Sung Ho schlief noch halb, als er seinen Arm ausstreckte um die Person, welche er neben sich vermutete zu umarmen. Als er jedoch ins Leere griff, richtete er sich erschrocken auf. Der Platz neben ihm war noch warm. Nervös schaute er sich um und atmete erleichtert auf, als er aus dem Badezimmer das Rauschen von Wasser hörte.
Kurze Zeit später kam Ashton aus dem Badezimmer. „Guten Morgen. Du bist wach?!“, war eher eine Feststellung als eine Frage. „Morgen. Wie geht es dir?“, fragte Sung Ho. „Gut.“ Skeptisch schaute Sung Ho Ashton an. „Das sagst du immer, auch wenn es nicht stimmt.“ „Aber mir geht es wirklich gut. Mein Fuß ist wieder völlig in Ordnung und meine Brust schmerzt auch nicht mehr so stark.“, erklärte er Sung Ho. „Zeigst du es mir heute?“, fragte er aufgeregt. „Erst wenn der Arzt das Okay gibt.“, lenkte Sung Ho ein. Ashton verzog das Gesicht. Wusste aber, dass er gegen Sung Ho in dieser Beziehung nicht ankommen würde. Sung Ho seufzte auf. „Dann lass uns jetzt ins Krankenhaus fahren. Wenn alles in Ordnung ist, werde ich dich dorthin bringen.“ Ashton nickte begeistert und verschwand schnell wieder im Bad um sich fertig zu machen.

Die Routineuntersuchung im Krankenhaus war schnell vorbei. Laut dem Arzt war soweit alles gut verheilt, allerdings sollte er sich bei allem was besondere Anstrengung erforderte zurückhalten. Ashton grinste als er daran dachte. „Was hat er gesagt. Keinen Marathon? Als ob ich jemals so sportlich gewesen wäre.“
Sung Ho sah ihn von der Seite an. „Du bist ja ziemlich gut gelaunt?“, meinte er und musste auch leicht grinsen. Genau genommen war er erleichtert, dass keine bleibenden Schäden entstanden sind.
„Jetzt können wir aber gehen, oder?“, fragte Ashton und Sung Ho nickte. „Aber wenn es dir nicht gut geht musst du es sofort sagen. Versprochen?“ „Versprochen.“, antwortete Ashton.

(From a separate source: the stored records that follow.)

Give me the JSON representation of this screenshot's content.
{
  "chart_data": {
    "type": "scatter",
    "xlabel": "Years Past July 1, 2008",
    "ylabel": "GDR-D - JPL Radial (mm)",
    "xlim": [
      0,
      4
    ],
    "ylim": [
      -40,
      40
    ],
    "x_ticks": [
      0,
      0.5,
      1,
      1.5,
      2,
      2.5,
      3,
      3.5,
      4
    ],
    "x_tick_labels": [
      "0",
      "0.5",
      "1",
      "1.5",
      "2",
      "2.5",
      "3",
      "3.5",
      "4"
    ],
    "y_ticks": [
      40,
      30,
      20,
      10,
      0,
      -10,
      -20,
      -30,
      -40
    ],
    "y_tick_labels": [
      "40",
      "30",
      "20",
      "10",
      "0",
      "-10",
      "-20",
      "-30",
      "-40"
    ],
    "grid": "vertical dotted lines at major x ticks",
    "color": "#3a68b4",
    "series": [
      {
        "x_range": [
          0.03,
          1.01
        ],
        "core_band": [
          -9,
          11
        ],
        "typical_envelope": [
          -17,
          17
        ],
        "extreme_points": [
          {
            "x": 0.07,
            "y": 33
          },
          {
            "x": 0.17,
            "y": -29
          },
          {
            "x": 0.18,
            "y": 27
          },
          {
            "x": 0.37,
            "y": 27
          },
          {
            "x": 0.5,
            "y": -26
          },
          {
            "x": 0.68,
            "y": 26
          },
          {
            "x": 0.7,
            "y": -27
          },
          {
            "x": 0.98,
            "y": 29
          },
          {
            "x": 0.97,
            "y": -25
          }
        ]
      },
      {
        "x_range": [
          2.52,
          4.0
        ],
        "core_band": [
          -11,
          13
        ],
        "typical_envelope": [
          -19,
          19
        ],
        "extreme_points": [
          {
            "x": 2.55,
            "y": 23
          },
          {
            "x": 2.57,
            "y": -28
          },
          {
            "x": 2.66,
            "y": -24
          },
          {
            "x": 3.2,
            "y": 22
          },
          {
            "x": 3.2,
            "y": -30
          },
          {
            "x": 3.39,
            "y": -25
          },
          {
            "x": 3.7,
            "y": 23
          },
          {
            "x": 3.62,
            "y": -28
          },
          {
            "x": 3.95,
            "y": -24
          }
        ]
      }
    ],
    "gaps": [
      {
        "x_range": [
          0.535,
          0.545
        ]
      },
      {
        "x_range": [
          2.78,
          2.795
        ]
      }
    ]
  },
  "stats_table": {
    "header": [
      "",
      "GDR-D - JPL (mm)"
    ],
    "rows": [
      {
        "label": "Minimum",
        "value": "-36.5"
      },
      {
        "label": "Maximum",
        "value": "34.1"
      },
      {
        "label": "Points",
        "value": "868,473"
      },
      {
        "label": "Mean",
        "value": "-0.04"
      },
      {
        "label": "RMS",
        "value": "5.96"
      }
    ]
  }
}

Nachdem sie wieder im Palast ankamen, griff Sung Ho nach Ashtons Hand. „Dann komm mit.“, und zog ihn hinter sich her.
Gemeinsam gingen beide in Richtung des kleinen Waldes hinter dem Sonnenpalast. „Wo gehen wir hin?“, fragte Ashton. „Das wirst du schon sehen.“
Nachdem sie eine Weile gegangen waren, kamen sie auf die Lichtung mit dem Rebstock. „Kannst du dich an die Legende erinnern, die ich dir erzählt habe?“, fragte Sung Ho. Ashton nickte und sah zu Sung Ho auf.

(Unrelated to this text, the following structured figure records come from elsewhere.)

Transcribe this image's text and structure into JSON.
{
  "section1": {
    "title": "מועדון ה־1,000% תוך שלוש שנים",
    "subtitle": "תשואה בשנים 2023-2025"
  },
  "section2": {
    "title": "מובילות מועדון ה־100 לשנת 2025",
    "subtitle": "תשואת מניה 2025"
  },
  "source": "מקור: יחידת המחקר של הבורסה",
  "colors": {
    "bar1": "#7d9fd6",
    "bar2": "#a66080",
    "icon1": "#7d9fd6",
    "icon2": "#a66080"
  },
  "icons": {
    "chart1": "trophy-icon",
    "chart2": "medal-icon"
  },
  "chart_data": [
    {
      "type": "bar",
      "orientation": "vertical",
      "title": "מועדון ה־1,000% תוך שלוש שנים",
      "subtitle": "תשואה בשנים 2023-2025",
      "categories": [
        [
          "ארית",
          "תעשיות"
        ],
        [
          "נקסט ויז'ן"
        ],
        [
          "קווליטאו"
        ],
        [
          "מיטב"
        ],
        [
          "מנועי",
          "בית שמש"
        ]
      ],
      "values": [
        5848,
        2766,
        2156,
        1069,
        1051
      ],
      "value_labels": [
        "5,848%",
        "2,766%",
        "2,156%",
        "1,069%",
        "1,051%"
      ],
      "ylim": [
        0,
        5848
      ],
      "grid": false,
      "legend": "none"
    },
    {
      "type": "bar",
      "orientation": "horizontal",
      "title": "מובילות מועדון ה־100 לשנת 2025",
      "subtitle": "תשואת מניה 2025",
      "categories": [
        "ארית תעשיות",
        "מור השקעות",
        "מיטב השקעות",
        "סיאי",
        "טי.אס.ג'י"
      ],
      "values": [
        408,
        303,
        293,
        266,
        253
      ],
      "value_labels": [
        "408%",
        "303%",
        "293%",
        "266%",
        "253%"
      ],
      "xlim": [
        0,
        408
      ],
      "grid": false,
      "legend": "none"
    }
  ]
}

Sung Ho zog Ashton unter den Baum und kniete sich vor ihm hin. „Ich habe dich hier her gebracht, weil ich möchte, dass wir uns hier ein Versprechen geben.“, erklärte er und sah Ashton an. „Egal was in Zukunft auch passieren mag. Ich verspreche dir, ich werde dich immer lieben. Wenn du gehen würdest, könnte ich nie glücklich werden.“
Ashton sah zu Sung Ho hinab, während ihm die Tränen in die Augen traten. „Ashton, darf ich für immer an deiner Seite bleiben?“, Sung Ho nahm Ashtons Hände in seine. „Ich habe erst begriffen, dass ich dich liebe, als ich dich fast verloren hätte.“ Sung Ho richtete sich auf, während Ashton ihm mit seinem Blick folgte. „Ich liebe dich auch.“, antwortete Ashton und stürzte sich in Sung Hos Arme.
Vorsichtig drückte Sung Ho Ashton von sich weg, um seinen Mund leicht auf dessen weichen Lippen zu drücken.
Engumschlungen die Wärme des Anderen fühlend standen sie noch einige Zeit unter dem Baum und sagten kein Wort.
Nach einer langen Weile, gingen sie langsam Hand in Hand zurück zum Windpalast.
„Die Mörder, die es auf dich abgesehen haben, wurden inzwischen wirklich alle gefasst. Sie können dir nichts mehr antun.“, erklärte Sung Ho leise. „Und der alte König kommt heute auch wieder zurück. Er möchte dich treffen.“ „Wie ist er so?“, fragte Ashton. „Er ist ein alter Mann mit weißen Haaren und einer runden Brille.“ Ashton blieb stehen und drehte sich zu Sung Ho. „In Amerika habe ich schon einmal einen Mann getroffen, auf den diese Beschreibung auch passen würde. Er hat mir damals einen gutbezahlten Job als Butler und Mädchen für alles angeboten. Wenn ich es mir genau überlege, was ist eigentlich aus dem Job geworden?“, überlegte er. „Moment….“, Ashton schaute fragend Sung Ho an. „Könnte es etwa sein, dass dieser Mann….“, er brach den Satz ab und schlug sich mit der Hand vor den Mund. Sung Ho sah ihn an und fing an zu lachen.
„Komm, lass uns meinen Großvater begrüßen. Ich möchte ihn meine Liebe vorstellen.“, liebevoll nahm Sung Ho Ashton in seine Arme und drückte ihn vorsichtig an sich.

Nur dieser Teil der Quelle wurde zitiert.